In the 50 years from 1530 to 1580, England was transformed from one of the most lavishly Catholic countries in Europe into a nation of white-washed church buildings where the art of 1000 years had been largely destroyed or sold. Duffy’s account of the village of Morebath, a re- mote sheep farming village of 33 families, is based on the parish records of the only priest, Sir Christopher Trychay, and the churchwardens of the local parish.


The book gives a unique insight into pre-Reformation piety and liturgy as well as the motives which drove the law-abiding folk of the West Country to initiate the 1549 rebellion against the imposition of The Book of Common Prayer and the subsequent persecution and judicial murder of many. 

Voices are heard after 400 years of silence as Duffy writes the compelling story of how life shifted from the centrality of parish liturgy to the increasing demands of the state, taxes, the raising of an army and the secularization of society under the imposed and resented Protestant regime. In Duffy’s words, the state “inexorably dismantled the structures of Morebath’s corporate life, and pillaged its assets.”

This book is a challenge to anyone who would uproot the long-held customs of a community and is also a close reading of the actual reaction of people reacting to the uprooting of their faith and traditions. 



Marking the Hours: English
People and Their Prayers
A medieval Book of Hours
Eamon Duffy
(Yale University Press, 2006)

Marking the Hours reveals more closely researched material from the period.

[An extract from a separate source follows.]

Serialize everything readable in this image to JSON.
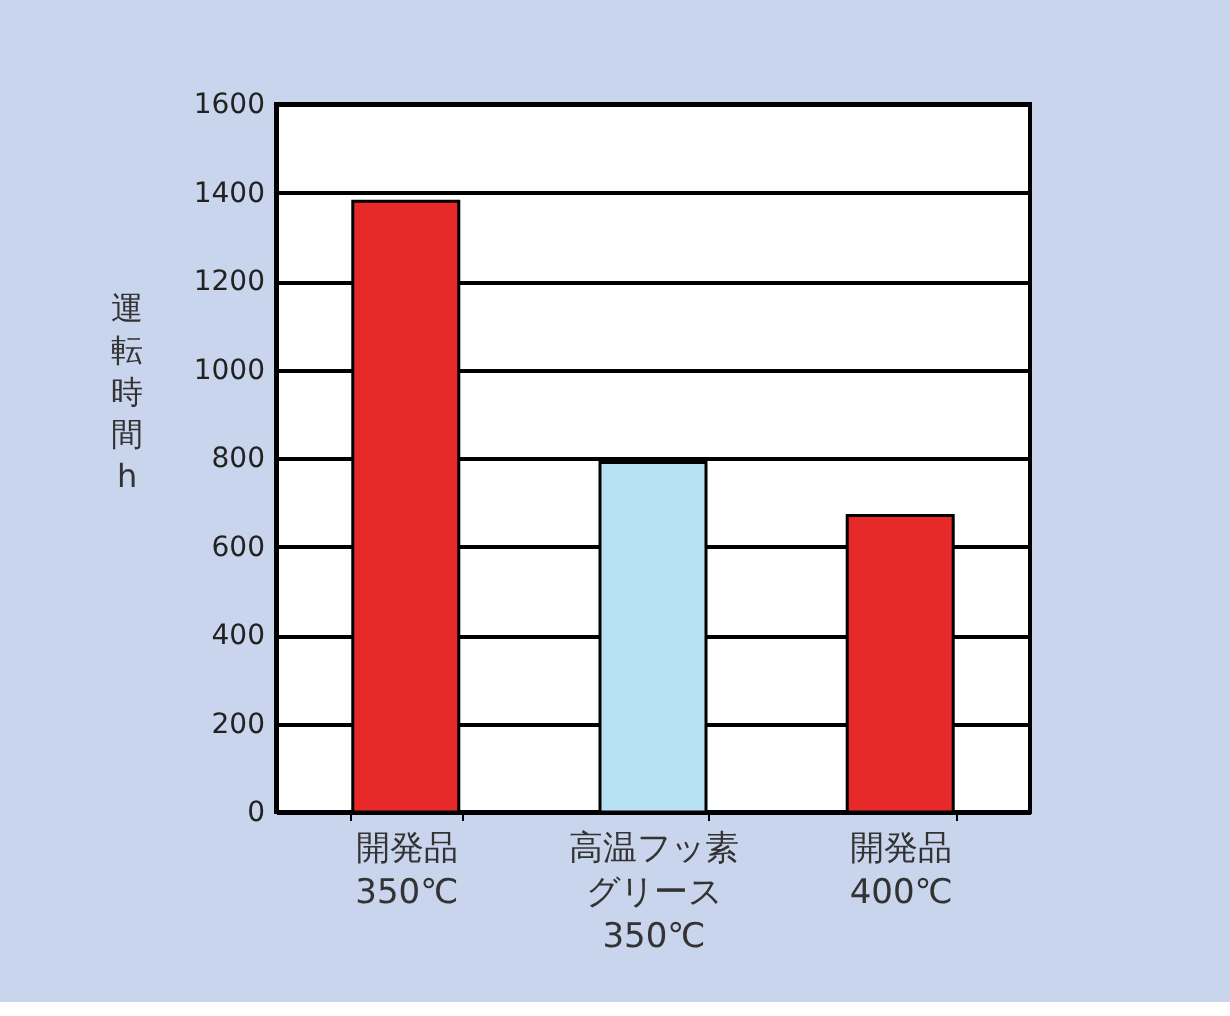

By an examination of what was previously largely ignored marginalia, emendations, additions, and deletions to copies of the Books of Hours, inscribed and printed between the early 13th century and late 16th century, Duffy replies to historians whose theories hold that the Reformation in England was a popular movement. Duffy presents his case methodically, and gives a lucid and highly readable account which has made his work popular with the general public in the UK.

For those interested in the influence of Catholicism in Reformation and Post-Ref- ormation England these books need to be read. Marking the Hours is an original contribution to the emerging counter-thesis to generally held opinions about the Reformation and to a better understanding of the period in its generality.

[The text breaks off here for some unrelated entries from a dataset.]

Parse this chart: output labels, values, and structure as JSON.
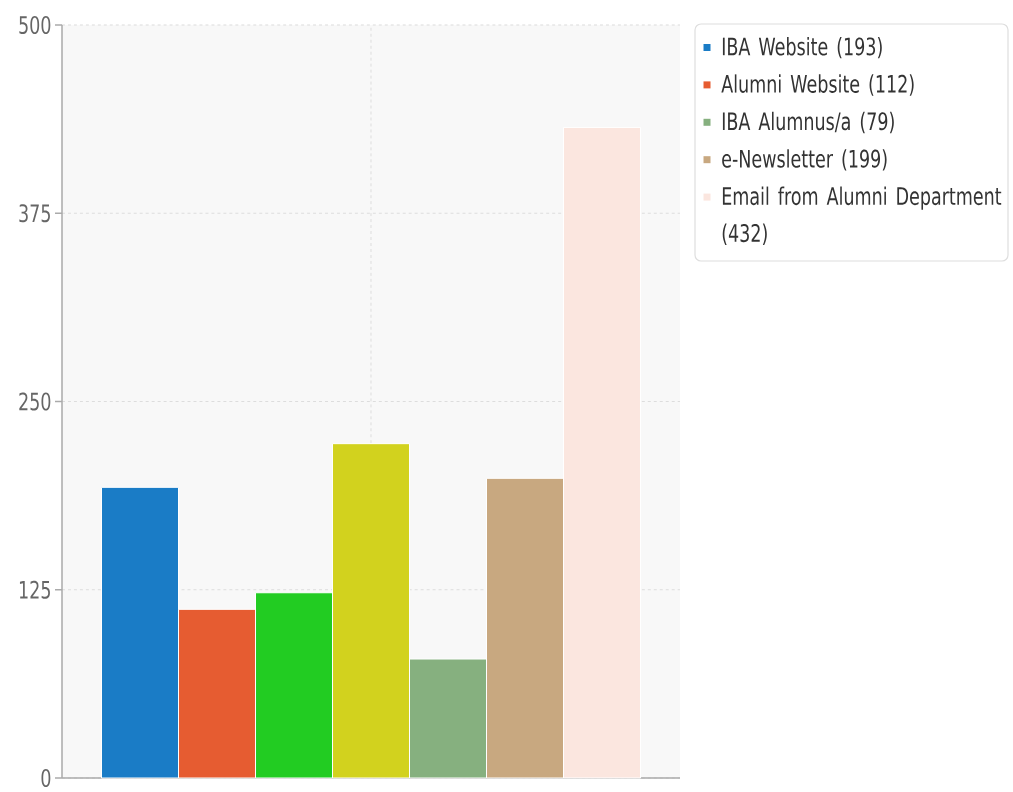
{
  "chart_data": {
    "type": "bar",
    "categories": [
      null
    ],
    "series": [
      {
        "name": "IBA Website (193)",
        "color": "#1a7cc6",
        "values": [
          193
        ]
      },
      {
        "name": "Alumni Website (112)",
        "color": "#e65c31",
        "values": [
          112
        ]
      },
      {
        "color": "#22cc22",
        "values": [
          123
        ]
      },
      {
        "color": "#d2d21e",
        "values": [
          222
        ]
      },
      {
        "name": "IBA Alumnus/a (79)",
        "color": "#86b07f",
        "values": [
          79
        ]
      },
      {
        "name": "e-Newsletter (199)",
        "color": "#c8a880",
        "values": [
          199
        ]
      },
      {
        "name": "Email from Alumni Department (432)",
        "color": "#fbe6df",
        "values": [
          432
        ]
      }
    ],
    "ylim": [
      0,
      500
    ],
    "yticks": [
      0,
      125,
      250,
      375,
      500
    ],
    "grid": true,
    "legend": "top right",
    "tick_labels": "y"
  }
}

Marking the Hours contains splendid reproductions of pages from the Books of Hours, both expensive and hand-written and low-budget popular imports; all are pertinent to the text and add to the enjoyment of the work. In this richly illustrated book, Eamon Duffy discusses the Book of Hours, the most intimate and widely used book of the later Middle Ages. He examines surviving copies of these personal prayer books in which people often left traces of their lives in manuscript prayers, biographical jottings, personal messages, and pious comments in the margins. From these clumsy jottings, long viewed as blemishes or even examples of vandalism, Duffy discovers clues and insights into the minds and lives of the Medieval users of these devotionals.

His analysis has a special relevance for the history of women, since women feature prominently among the owners and users of Medieval Books of Hours.


Marking the Hours is an excellent companion to Duffy’s The Stripping of the Altars and The Voices of Morebath.